Kontribusi itu, menurut saya, bertambah dengan disusunnya Indeks Pengendalian Covid-19 Indonesia-Kompas untuk memantau kinerja pengendalian Covid-19 secara nasional dan per provinsi (Kompas, 10/9/2021 dan 11/9/2021). Ini sejalan dengan keyakinan bahwa pandemi Covid-19 bisa diatasi dengan upaya serentak di berbagai lini dan terintegrasi.
Eduard Lukman
Jl Warga, RT 014 RW 003, Pejaten Barat, Jakarta 12510
Nirseni Budaya
Kebudayaan adalah hasil cipta rasa segenap indrawi melalui proses panjang. Kreator seni budaya lahir batin bergulat tentang kehidupan.
Tanpa bermaksud meremehkan, iptek muncul melalui pembelajaran pada semua orang. Namun, seni budaya hanya bisa diciptakan oleh orang tertentu dengan roh seni di atas rata-rata awam.
Iptek merupakan hasil karya seni budaya. Benda-benda duniawi tanpa perawatan akan rusak oleh tempaan alam, tetapi seni budaya semakin lama semakin berkembang seiring perjalanan waktu karena dihidupi dari dalam, dari roh kesenian itu sendiri.
Seni budaya membentuk jiwa manusia, termanifestasi dalam sikap dan perilaku.

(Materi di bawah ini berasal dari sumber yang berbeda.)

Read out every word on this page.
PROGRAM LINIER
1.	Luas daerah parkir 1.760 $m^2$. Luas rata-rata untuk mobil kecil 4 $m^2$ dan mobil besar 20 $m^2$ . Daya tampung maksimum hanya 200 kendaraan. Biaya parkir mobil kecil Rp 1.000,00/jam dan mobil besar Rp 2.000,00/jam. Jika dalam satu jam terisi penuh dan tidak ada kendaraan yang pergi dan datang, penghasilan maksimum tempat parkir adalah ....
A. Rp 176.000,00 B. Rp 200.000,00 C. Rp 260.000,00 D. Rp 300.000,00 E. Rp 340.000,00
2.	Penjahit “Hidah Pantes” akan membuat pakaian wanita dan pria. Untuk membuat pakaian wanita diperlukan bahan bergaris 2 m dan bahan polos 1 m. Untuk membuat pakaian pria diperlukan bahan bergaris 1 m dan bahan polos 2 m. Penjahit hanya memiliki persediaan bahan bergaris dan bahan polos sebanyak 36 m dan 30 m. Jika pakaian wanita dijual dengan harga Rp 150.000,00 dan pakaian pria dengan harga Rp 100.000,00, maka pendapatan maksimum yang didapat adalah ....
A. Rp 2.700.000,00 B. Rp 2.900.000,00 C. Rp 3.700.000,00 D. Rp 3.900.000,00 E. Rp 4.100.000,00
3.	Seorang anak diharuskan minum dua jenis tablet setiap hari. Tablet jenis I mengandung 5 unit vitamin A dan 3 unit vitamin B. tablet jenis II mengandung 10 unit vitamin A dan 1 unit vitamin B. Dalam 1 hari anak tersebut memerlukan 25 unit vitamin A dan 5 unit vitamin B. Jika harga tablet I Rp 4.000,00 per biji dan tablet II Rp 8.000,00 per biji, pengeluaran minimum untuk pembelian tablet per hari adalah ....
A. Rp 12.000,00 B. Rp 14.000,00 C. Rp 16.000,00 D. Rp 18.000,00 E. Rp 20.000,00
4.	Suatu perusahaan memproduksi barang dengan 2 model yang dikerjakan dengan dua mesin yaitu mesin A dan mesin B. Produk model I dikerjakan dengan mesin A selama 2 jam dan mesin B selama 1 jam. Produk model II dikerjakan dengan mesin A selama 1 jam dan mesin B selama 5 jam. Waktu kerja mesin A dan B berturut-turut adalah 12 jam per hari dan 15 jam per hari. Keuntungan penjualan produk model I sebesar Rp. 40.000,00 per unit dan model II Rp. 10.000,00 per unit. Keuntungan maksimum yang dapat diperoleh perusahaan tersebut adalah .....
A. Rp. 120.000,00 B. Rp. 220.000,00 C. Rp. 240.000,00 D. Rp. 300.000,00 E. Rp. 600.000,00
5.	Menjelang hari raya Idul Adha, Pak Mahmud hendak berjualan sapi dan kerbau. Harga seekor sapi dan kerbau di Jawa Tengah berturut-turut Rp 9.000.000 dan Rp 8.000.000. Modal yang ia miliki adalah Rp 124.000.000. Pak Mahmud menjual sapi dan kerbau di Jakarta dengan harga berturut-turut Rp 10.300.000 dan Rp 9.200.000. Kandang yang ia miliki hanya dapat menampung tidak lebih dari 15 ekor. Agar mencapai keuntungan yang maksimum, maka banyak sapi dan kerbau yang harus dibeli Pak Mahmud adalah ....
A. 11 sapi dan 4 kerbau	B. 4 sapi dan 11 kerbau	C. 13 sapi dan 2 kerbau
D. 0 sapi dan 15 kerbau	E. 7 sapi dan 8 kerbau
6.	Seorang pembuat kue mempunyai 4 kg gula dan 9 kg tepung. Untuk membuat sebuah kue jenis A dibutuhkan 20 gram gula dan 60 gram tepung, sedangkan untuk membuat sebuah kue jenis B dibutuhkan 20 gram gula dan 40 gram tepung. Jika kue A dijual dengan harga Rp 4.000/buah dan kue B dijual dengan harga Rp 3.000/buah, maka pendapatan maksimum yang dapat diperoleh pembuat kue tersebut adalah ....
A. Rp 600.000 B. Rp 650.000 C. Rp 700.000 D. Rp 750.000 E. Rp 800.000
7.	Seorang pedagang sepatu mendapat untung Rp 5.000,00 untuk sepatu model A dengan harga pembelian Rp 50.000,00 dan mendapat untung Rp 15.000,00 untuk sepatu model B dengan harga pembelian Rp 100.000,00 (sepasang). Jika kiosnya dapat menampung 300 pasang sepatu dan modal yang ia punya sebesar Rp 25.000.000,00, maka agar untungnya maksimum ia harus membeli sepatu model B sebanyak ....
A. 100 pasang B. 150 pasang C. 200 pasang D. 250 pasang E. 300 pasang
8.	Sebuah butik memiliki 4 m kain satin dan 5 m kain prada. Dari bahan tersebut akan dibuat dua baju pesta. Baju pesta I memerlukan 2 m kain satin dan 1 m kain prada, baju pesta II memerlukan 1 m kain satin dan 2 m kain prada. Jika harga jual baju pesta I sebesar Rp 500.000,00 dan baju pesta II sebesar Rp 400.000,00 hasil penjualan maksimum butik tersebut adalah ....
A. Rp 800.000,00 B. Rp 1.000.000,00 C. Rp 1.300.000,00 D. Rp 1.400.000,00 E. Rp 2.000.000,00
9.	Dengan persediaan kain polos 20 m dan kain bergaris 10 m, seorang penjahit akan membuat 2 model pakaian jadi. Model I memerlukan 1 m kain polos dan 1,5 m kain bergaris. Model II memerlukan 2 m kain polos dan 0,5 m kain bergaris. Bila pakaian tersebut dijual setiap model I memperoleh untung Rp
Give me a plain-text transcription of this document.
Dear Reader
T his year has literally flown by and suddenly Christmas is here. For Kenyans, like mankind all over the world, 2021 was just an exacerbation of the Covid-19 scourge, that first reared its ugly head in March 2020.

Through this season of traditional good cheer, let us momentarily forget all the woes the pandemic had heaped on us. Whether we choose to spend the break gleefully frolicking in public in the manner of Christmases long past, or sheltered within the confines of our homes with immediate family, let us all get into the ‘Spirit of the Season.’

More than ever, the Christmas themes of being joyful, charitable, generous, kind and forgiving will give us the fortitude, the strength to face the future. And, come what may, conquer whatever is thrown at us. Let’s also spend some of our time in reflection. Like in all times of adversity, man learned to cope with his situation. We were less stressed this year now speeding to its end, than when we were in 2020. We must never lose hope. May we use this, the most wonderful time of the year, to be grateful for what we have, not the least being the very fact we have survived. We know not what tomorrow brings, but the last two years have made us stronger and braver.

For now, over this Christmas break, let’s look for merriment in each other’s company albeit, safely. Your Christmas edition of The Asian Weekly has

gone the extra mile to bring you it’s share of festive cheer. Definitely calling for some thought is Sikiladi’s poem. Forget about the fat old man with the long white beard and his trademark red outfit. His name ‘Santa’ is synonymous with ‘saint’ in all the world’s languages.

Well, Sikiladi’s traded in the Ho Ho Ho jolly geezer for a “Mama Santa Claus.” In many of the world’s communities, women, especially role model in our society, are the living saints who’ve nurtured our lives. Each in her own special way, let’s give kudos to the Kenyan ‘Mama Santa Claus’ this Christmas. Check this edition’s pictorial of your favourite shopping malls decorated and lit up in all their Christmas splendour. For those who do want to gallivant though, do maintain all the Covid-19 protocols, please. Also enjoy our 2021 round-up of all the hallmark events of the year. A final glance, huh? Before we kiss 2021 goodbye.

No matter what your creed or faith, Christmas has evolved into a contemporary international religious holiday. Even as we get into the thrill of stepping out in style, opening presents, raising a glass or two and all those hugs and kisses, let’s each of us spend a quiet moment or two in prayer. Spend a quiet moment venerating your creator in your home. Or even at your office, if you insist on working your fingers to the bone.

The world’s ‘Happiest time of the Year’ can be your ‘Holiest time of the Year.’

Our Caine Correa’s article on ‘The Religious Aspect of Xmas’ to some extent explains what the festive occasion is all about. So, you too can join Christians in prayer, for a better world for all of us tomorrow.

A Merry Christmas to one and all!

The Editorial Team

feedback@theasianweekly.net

Manusia berseni budaya menghargai segala aspek kehidupan dan anti kecurangan.
Rapuhnya mental para pemimpin sehingga terjerembab korupsi karena kepribadiannya negatif, jauh dari penghayatan seni budaya.
Membaca opini Hikmat Darmawan ”Menunggu Jalan Tol bagi Seni Budaya” (Kompas, 9/9/2021), hati ini terasa pilu. Betapa pemangku kepentingan yang mengklaim bangsa berbudaya tinggi, berbudi pekerti luhur, ternyata abai terhadap seni budaya.
Seni budaya tidak dianggap berkontribusi terhadap pembangunan bangsa dan negara, sebaliknya dianggap jadi beban, bahkan pelan-pelan dimarjinalkan, punah dari peradaban. Seolah keberhasilan negara hanya dilihat dari pembangunan industri sehingga negara mengucurkan dana.
Saya bukan seniman, hanya awam yang dengan segala keterbatasan berusaha merawat seni budaya dengan cara saya. Namun, para pelaku dan lembaga seni budaya jelas perlu regulasi seimbang, seperti halnya lembaga negara lain, agar eksis bermartabat, layak berpartisipasi membangun Indonesia yang beradab.